O segmento inferior do útero tem apenas 1 cm quando não se está grávida e, no final da gravidez, estende-se até 10 cm. Na cesariana, o segmento inferior é cortado a 10 cm e, após o parto, este segmento inferior volta a encolher até cerca de 1 cm. Por conseguinte, a cicatriz real tem apenas 1 a 2 cm, e o coeficiente de expansão desta cicatriz é muito pequeno quando se engravida novamente, pelo que a cicatriz não se expande e fica mais fina, e a cicatriz é mais forte do que o músculo uterino, pelo que não se rompe naturalmente, e o local de rutura deve ser os tecidos musculares que não a cicatriz.

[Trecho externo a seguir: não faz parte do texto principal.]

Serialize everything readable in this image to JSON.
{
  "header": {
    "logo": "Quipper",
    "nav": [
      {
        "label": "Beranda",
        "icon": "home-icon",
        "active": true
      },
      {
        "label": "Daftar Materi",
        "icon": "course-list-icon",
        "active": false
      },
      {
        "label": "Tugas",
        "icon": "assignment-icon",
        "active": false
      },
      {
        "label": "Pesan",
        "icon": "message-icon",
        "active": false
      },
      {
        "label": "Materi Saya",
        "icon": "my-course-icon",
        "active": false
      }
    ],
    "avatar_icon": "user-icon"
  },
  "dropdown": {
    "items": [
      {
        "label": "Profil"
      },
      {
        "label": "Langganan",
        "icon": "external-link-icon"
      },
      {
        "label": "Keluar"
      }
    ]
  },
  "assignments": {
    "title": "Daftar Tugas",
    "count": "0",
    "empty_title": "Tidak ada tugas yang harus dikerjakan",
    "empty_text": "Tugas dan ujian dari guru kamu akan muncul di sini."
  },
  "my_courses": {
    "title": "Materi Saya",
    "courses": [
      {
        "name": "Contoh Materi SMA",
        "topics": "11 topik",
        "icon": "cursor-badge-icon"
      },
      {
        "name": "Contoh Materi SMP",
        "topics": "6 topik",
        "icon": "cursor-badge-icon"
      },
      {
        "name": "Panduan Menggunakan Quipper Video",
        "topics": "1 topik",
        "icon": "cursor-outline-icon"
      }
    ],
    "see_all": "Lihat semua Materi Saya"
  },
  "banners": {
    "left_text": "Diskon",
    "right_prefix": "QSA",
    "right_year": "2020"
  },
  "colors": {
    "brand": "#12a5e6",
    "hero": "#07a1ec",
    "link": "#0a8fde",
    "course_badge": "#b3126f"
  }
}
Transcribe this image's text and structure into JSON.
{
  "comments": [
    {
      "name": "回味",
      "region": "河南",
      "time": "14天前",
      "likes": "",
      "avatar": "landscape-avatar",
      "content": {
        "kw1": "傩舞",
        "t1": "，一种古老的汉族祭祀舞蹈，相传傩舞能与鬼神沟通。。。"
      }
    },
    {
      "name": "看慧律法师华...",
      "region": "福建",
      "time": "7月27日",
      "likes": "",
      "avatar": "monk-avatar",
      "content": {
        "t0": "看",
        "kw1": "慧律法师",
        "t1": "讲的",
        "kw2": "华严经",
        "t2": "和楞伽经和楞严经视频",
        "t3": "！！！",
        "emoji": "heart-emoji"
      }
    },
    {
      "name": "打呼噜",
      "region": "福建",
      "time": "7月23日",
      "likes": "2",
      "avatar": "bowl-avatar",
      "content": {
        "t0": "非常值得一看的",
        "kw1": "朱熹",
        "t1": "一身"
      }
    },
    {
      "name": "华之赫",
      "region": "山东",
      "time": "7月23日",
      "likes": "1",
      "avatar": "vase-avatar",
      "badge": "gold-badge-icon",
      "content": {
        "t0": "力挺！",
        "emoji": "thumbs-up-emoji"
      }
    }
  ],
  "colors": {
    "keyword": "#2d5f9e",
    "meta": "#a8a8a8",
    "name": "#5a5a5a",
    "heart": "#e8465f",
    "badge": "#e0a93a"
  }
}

Clinicamente, a rotura uterina é causada principalmente pelo uso indiscriminado de ocitocina e por pontapés e pressões no abdómen durante o trabalho de parto; em alguns casos, é causada por desproporção cefalopélvica ou mau posicionamento do feto que não é detectado a tempo. A rutura uterina é um processo longo e complicado, que se classifica em pré-eclâmpsia, rutura parcial e rutura total. Se fizer uma prova de trabalho de parto num hospital, a rutura pode ser detectada a tempo e pode ser feita uma cesariana, o que nunca é perigoso. A razão é que a rutura com precursores é: a dor abdominal da mãe muda de dor paroxística para dor persistente e dilacerante, a mãe tem urina com sangue, uiva e lamenta; o abdómen está patologicamente encolhido e o elo está a subir, a não ser que a família e o médico sejam todos grandes idiotas, só então o útero se rompe, pondo em perigo a vida da mãe e do bebé. Não é científico e é injusto negar uma prova de trabalho de parto com base num historial de cesariana. Atualmente, tornou-se um dos meios de lucro para alguns hospitais, hospitais estrangeiros, parto na água por hipnose, a maioria das cesarianas pode ser feita sem problemas e sem incisão lateral.